More than a third of asthmatics were allergic to dogs
The family dog is more likely to cause health problems for asthmatics than a cat, according to a study.
It has long been known that allergies to pets can trigger asthma.
The cat has always been thought to be the worst offender but now the dog is firmly in the frame.
US experts looked at the effect of allergens from pets, insects and plants on asthma sufferers.
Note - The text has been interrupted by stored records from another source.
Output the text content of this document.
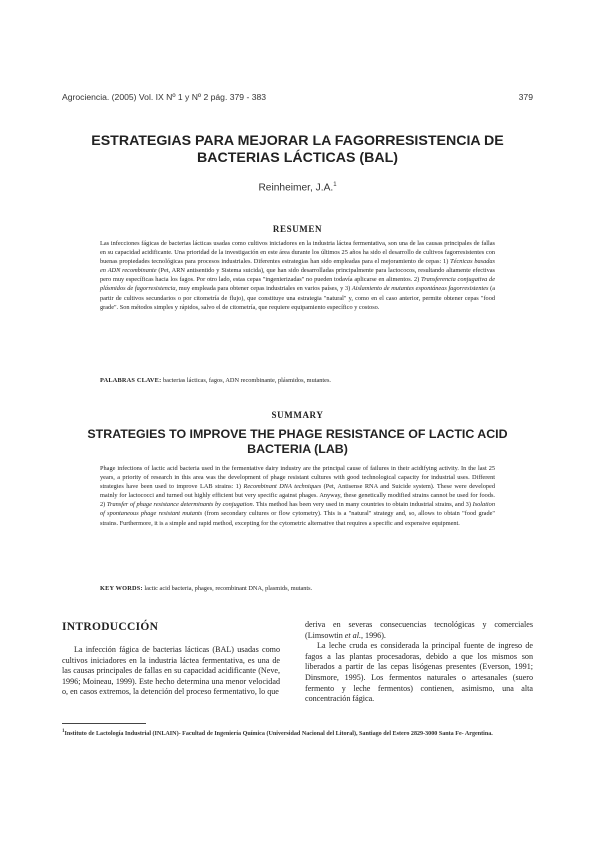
Agrociencia. (2005) Vol. IX Nº 1 y Nº 2 pág. 379 - 383	379
ESTRATEGIAS PARA MEJORAR LA FAGORRESISTENCIA DE BACTERIAS LÁCTICAS (BAL)
Reinheimer, J.A.$^1$
RESUMEN

Las infecciones fágicas de bacterias lácticas usadas como cultivos iniciadores en la industria láctea fermentativa, son una de las causas principales de fallas en su capacidad acidificante. Una prioridad de la investigación en este área durante los últimos 25 años ha sido el desarrollo de cultivos fagorresistentes con buenas propiedades tecnológicas para procesos industriales. Diferentes estrategias han sido empleadas para el mejoramiento de cepas: 1) Técnicas basadas en ADN recombinante (Pet, ARN antisentido y Sistema suicida), que han sido desarrolladas principalmente para lactococos, resultando altamente efectivas pero muy específicas hacia los fagos. Por otro lado, estas cepas "ingenierizadas" no pueden todavía aplicarse en alimentos. 2) Transferencia conjugativa de plásmidos de fagorresistencia, muy empleada para obtener cepas industriales en varios países, y 3) Aislamiento de mutantes espontáneas fagorresistentes (a partir de cultivos secundarios o por citometría de flujo), que constituye una estrategia "natural" y, como en el caso anterior, permite obtener cepas "food grade". Son métodos simples y rápidos, salvo el de citometría, que requiere equipamiento específico y costoso.

PALABRAS CLAVE: bacterias lácticas, fagos, ADN recombinante, plásmidos, mutantes.

SUMMARY
STRATEGIES TO IMPROVE THE PHAGE RESISTANCE OF LACTIC ACID BACTERIA (LAB)

Phage infections of lactic acid bacteria used in the fermentative dairy industry are the principal cause of failures in their acidifying activity. In the last 25 years, a priority of research in this area was the development of phage resistant cultures with good technological capacity for industrial uses. Different strategies have been used to improve LAB strains: 1) Recombinant DNA techniques (Pet, Antisense RNA and Suicide system). These were developed mainly for lactococci and turned out highly efficient but very specific against phages. Anyway, these genetically modified strains cannot be used for foods. 2) Transfer of phage resistance determinants by conjugation. This method has been very used in many countries to obtain industrial strains, and 3) Isolation of spontaneous phage resistant mutants (from secondary cultures or flow cytometry). This is a "natural" strategy and, so, allows to obtain "food grade" strains. Furthermore, it is a simple and rapid method, excepting for the cytometric alternative that requires a specific and expensive equipment.

KEY WORDS: lactic acid bacteria, phages, recombinant DNA, plasmids, mutants.

INTRODUCCIÓN

La infección fágica de bacterias lácticas (BAL) usadas como cultivos iniciadores en la industria láctea fermentativa, es una de las causas principales de fallas en su capacidad acidificante (Neve, 1996; Moineau, 1999). Este hecho determina una menor velocidad o, en casos extremos, la detención del proceso fermentativo, lo que

deriva en severas consecuencias tecnológicas y comerciales (Limsowtin et al., 1996).

La leche cruda es considerada la principal fuente de ingreso de fagos a las plantas procesadoras, debido a que los mismos son liberados a partir de las cepas lisógenas presentes (Everson, 1991; Dinsmore, 1995). Los fermentos naturales o artesanales (suero fermento y leche fermentos) contienen, asimismo, una alta concentración fágica.

$^1$Instituto de Lactología Industrial (INLAIN)- Facultad de Ingeniería Química (Universidad Nacional del Litoral), Santiago del Estero 2829-3000 Santa Fe- Argentina.
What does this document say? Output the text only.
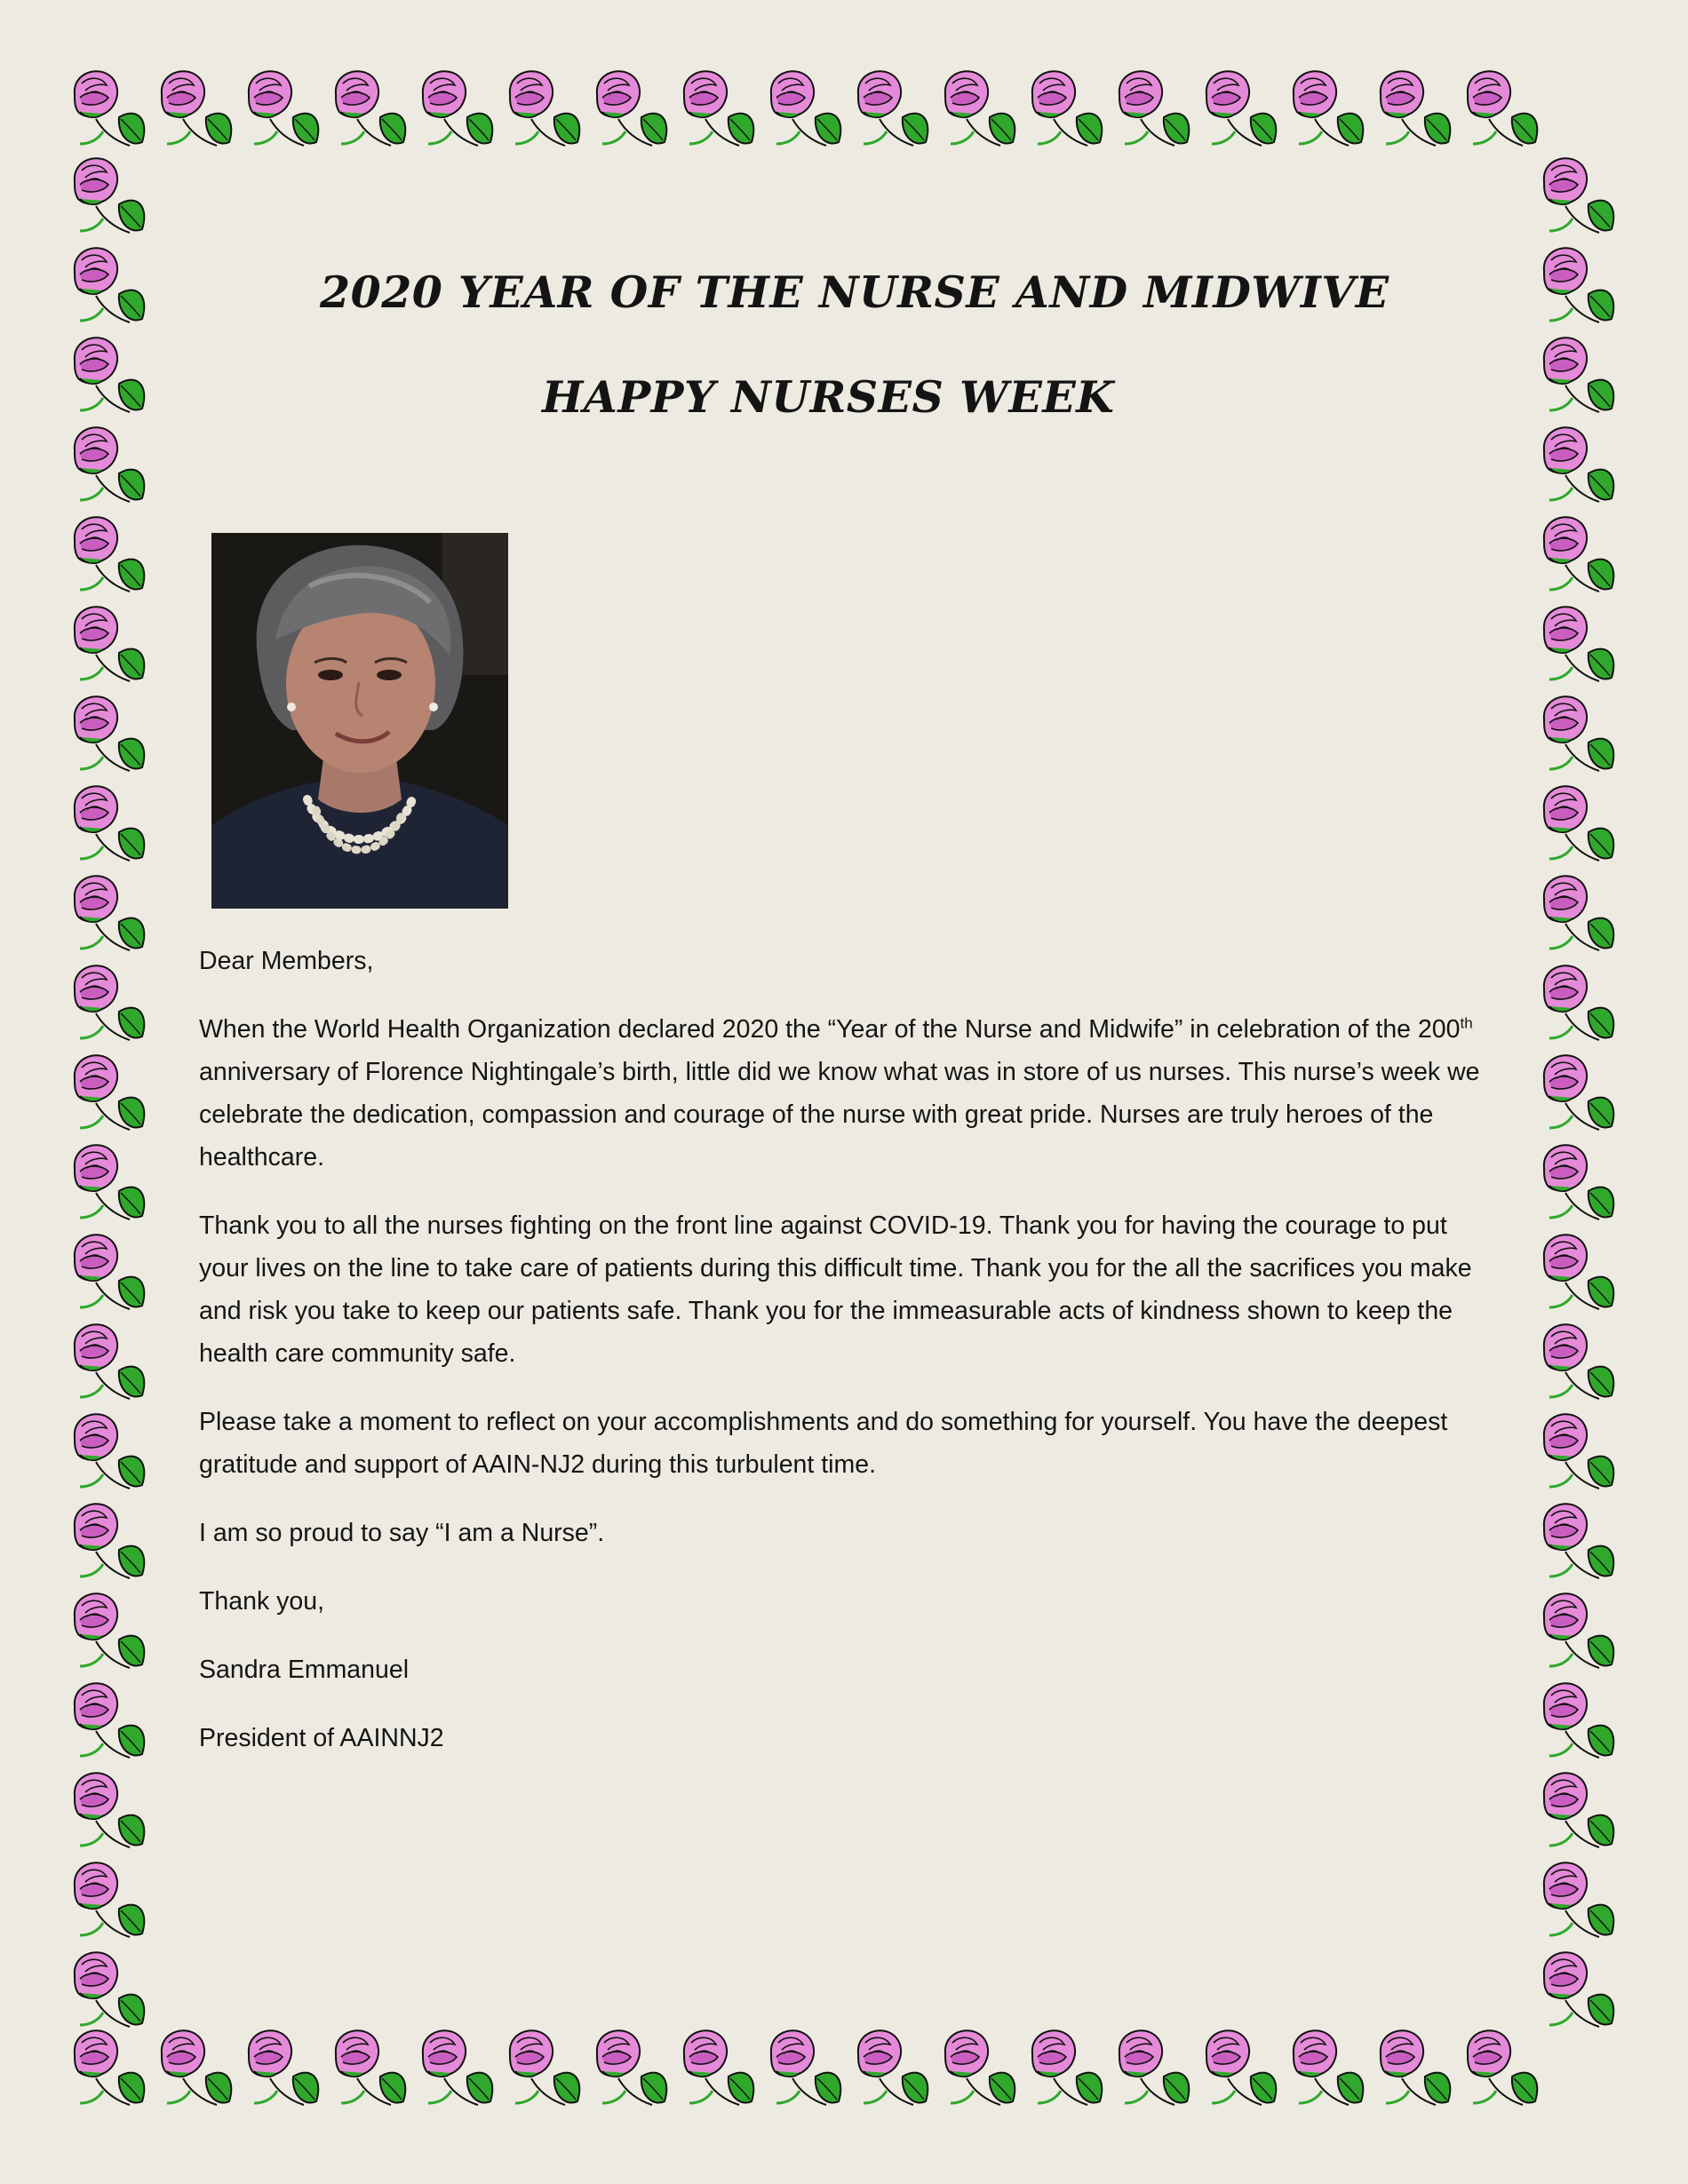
2020 YEAR OF THE NURSE AND MIDWIVE
HAPPY NURSES WEEK

Dear Members,

When the World Health Organization declared 2020 the “Year of the Nurse and Midwife” in celebration of the 200th anniversary of Florence Nightingale’s birth, little did we know what was in store of us nurses. This nurse’s week we celebrate the dedication, compassion and courage of the nurse with great pride. Nurses are truly heroes of the healthcare.

Thank you to all the nurses fighting on the front line against COVID-19. Thank you for having the courage to put your lives on the line to take care of patients during this difficult time. Thank you for the all the sacrifices you make and risk you take to keep our patients safe. Thank you for the immeasurable acts of kindness shown to keep the health care community safe.

Please take a moment to reflect on your accomplishments and do something for yourself. You have the deepest gratitude and support of AAIN-NJ2 during this turbulent time.

I am so proud to say “I am a Nurse”.

Thank you,

Sandra Emmanuel

President of AAINNJ2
The results were surprising.
"Although a greater number of people had reactions to cat allergen, dogs came out on top as promoting greater disturbances in pulmonary function measurements for asthmatics," said lead author Tim Craig, professor of medicine and paediatrics at Penn State College of Medicine.
"This may be surprising to many because it dispels the myth that cats cause more severe allergic reactions."
The team looked at how 809 adults with asthma reacted to allergens from animals and plants, including dogs, cats, cockroaches, mould, mites, grasses, trees and weeds.
They assessed the patients' sensitivity to each allergen using skin tests and three measures of lung function.
They found that cats were most likely to provoke a reaction - 72% of patients were allergic to them.
This is an interesting study which demonstrates the complex relationship between how allergens affect people with asthma.
Far fewer patients - 38% - were allergic to dogs, but they were the only animals to affect all three lung function tests.
This suggests dog allergens are more of an irritant than cat allergens.
"This study shows that we, as clinicians, should be as diligent as we can in convincing people that they should consider their pets as a possible factor when trying to control their asthma," said Prof Craig.
UK charity, the National Asthma Campaign, believes more research is needed to understand why.
"In this American study, whilst a higher percentage of people are affected by cat allergens, dog allergens were shown to cause worse symptoms," said a spokesperson.
"This is an interesting study which demonstrates the complex relationship between how allergens affect people with asthma."
The results were presented at the American Thoracic Society International Conference in Seattle.